Genotyping with NGS has been demonstrated to be clinically effective in guiding NSCLC treatment. It helps oncologists to find druggable mutations for targeted therapy [6, 7] and potential targetable genomic alterations for drug development [8, 9]. Previous studies reported the detection of genomic alterations in pericarcinomatous tissues from NSCLC patients [4, 5], but the significance of these mutations in lung carcinogenesis remains unclear. Moreover, it is important to determine whether pericarcinomatous tissue from NSCLC patients can serve as background sample for genomic filtering for germline mutations to increase the accuracy of NGS results.
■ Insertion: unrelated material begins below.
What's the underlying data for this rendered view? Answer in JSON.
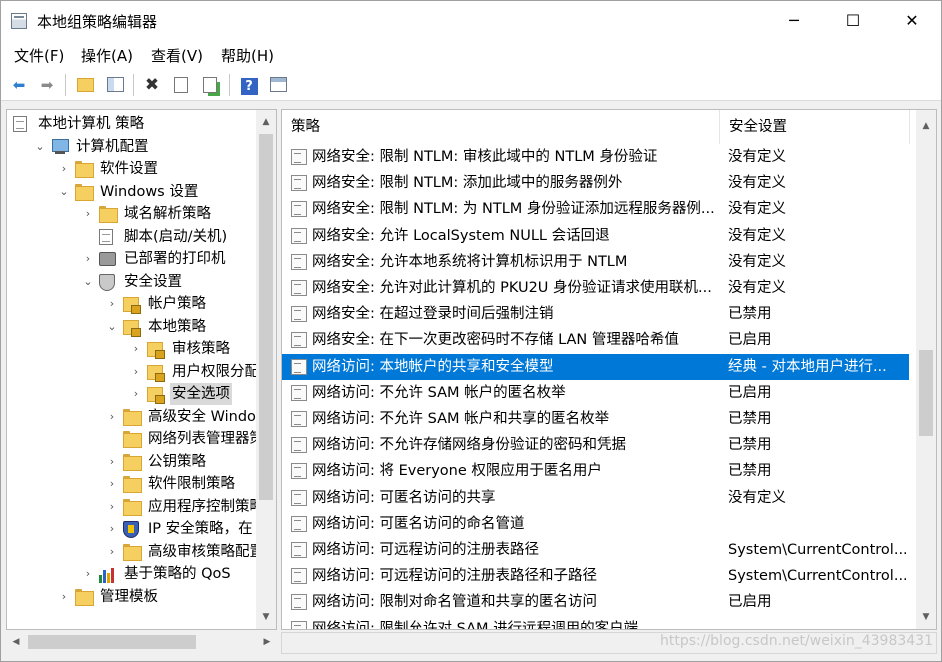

Thus, we performed deep targeted capture sequencing with pericarcinomatous and tumor tissues. We found that tumor-derived mutations indeed existed in nearly 20% of pericarcinomatous tissues from NSCLC patients, which indicated that pericarcinomatous tissue might not be recommended as background filter for genomic analysis in NSCLC. Neither EGFR nor KRAS was detected in pericarcinomatous tissues, whereas BRAF and RET were detected. This result suggests that matched pericarcinomatous tissue might not act as normal control for detecting oncogenes. Remarkably, mutations in androgen receptor (AR), serine/threonine kinase 11 (STK11), TP53, neurofibromin 1 (NF1), BRAF, and neurogenic locus notch homolog protein 2 (NOTCH2) genes were detected in pericarcinomatous tissues, and these genes are associated with epithelial–mesenchymal transition (EMT). However, EMT is a complex process which is regulated by a multi-level molecular signalling pathway, instead of a single gene mutation. Some mutations of tumor-derived genes detected in pericarcinomatous tissues are related to EMT. However, their roles in EMT formation should be further explored and validated.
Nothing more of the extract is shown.